前号の続きです。
『稲美町史』は「一色の水揚げ場の新しい伝承」を載せています。
文章は少し書き換えています。
こま徳さん
村の人たちは機械の操作がよく分からなかったので、舞鶴から田久保さんという人を頼んで、池のそばに小屋を建てて住んでもらっていました。
田久保さんの下に、石炭をくべる大徳さんと、こま徳という二人の男の人が働いていました。
二人は、昼夜交代でよく働きました。
大徳さんは体が大きく、こま徳さんは少し小さかった。
村の子どもたちはよくサツマイモを持って行って、こま徳さんに焼いてもらっていました。

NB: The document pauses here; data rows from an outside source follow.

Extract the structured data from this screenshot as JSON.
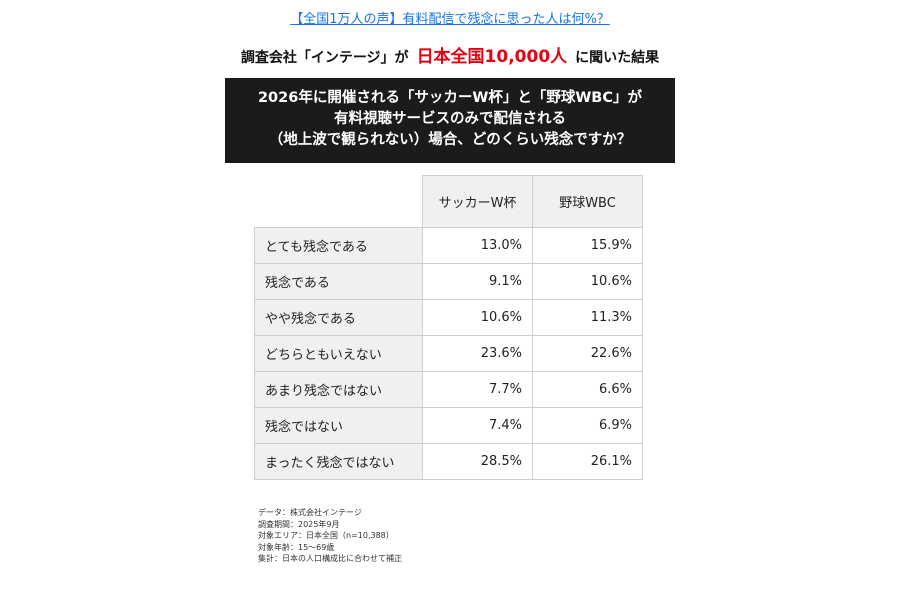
{
  "header": {
    "link_text": "【全国1万人の声】有料配信で残念に思った人は何%？",
    "subtitle_prefix": "調査会社「インテージ」が",
    "subtitle_highlight": "日本全国10,000人",
    "subtitle_suffix": "に聞いた結果",
    "highlight_color": "#e60012"
  },
  "banner": {
    "line1": "2026年に開催される「サッカーW杯」と「野球WBC」が",
    "line2": "有料視聴サービスのみで配信される",
    "line3": "（地上波で観られない）場合、どのくらい残念ですか？"
  },
  "chart_data": {
    "type": "table",
    "columns": [
      "サッカーW杯",
      "野球WBC"
    ],
    "rows": [
      {
        "label": "とても残念である",
        "values": [
          "13.0%",
          "15.9%"
        ]
      },
      {
        "label": "残念である",
        "values": [
          "9.1%",
          "10.6%"
        ]
      },
      {
        "label": "やや残念である",
        "values": [
          "10.6%",
          "11.3%"
        ]
      },
      {
        "label": "どちらともいえない",
        "values": [
          "23.6%",
          "22.6%"
        ]
      },
      {
        "label": "あまり残念ではない",
        "values": [
          "7.7%",
          "6.6%"
        ]
      },
      {
        "label": "残念ではない",
        "values": [
          "7.4%",
          "6.9%"
        ]
      },
      {
        "label": "まったく残念ではない",
        "values": [
          "28.5%",
          "26.1%"
        ]
      }
    ]
  },
  "notes": [
    "データ：株式会社インテージ",
    "調査期間：2025年9月",
    "対象エリア：日本全国（n=10,388）",
    "対象年齢：15～69歳",
    "集計：日本の人口構成比に合わせて補正"
  ]
}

こま徳さんは、面倒がらずサツマイモを焼いてくれました。
こま徳さんは気が優しく、男前で子供たちは「こま徳さん・・・こま徳さん・・・」とよくなついて、機械場で遊んでいました。
こま徳さんは、水揚げ所の近くに住んでいました。
ある日のことでした。
交替の時間が来て、こま徳さんはうす暗い中を帰っていきました。
別れてまもなく、子供どもたちが振り返ると、こま徳さんは女の人と並んで歩いていました。
「あの女の人どこから来たんやろ・・・」と不思議に思いながら、子供たちは家に帰りました。

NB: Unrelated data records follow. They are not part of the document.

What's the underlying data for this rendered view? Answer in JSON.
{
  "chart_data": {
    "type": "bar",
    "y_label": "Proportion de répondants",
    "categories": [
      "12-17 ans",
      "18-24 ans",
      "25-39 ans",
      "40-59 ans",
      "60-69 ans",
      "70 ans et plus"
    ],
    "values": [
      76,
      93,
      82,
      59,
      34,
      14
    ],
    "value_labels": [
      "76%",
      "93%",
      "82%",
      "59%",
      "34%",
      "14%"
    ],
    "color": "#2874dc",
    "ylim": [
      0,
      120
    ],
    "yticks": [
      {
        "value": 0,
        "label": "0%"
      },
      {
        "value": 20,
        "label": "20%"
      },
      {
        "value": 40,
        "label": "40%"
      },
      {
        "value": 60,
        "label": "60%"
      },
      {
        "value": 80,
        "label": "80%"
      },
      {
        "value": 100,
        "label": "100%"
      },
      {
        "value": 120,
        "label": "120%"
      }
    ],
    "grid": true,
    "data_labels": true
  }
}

その日の翌日、こま徳さんは林の側の溝に落ちて死んでいました。
村人は、「あの女の人は狐やで、男前のやさしいこま徳さんをたぶらかし、溝へつきおとしたんや」と話していました。
子どもたちは「こま徳さんが死んだのは狐の仕業だったのだろうか」と、不思議に思うばかりでした。
ついに、女の人の正体は誰にもわかりませんでした。
ただ、それまで毎日機械場から聞こえていたキレイな笛の音が、こま徳さんが亡くなってからは、いつも悲しげに尾を引いているように聞こえたといます。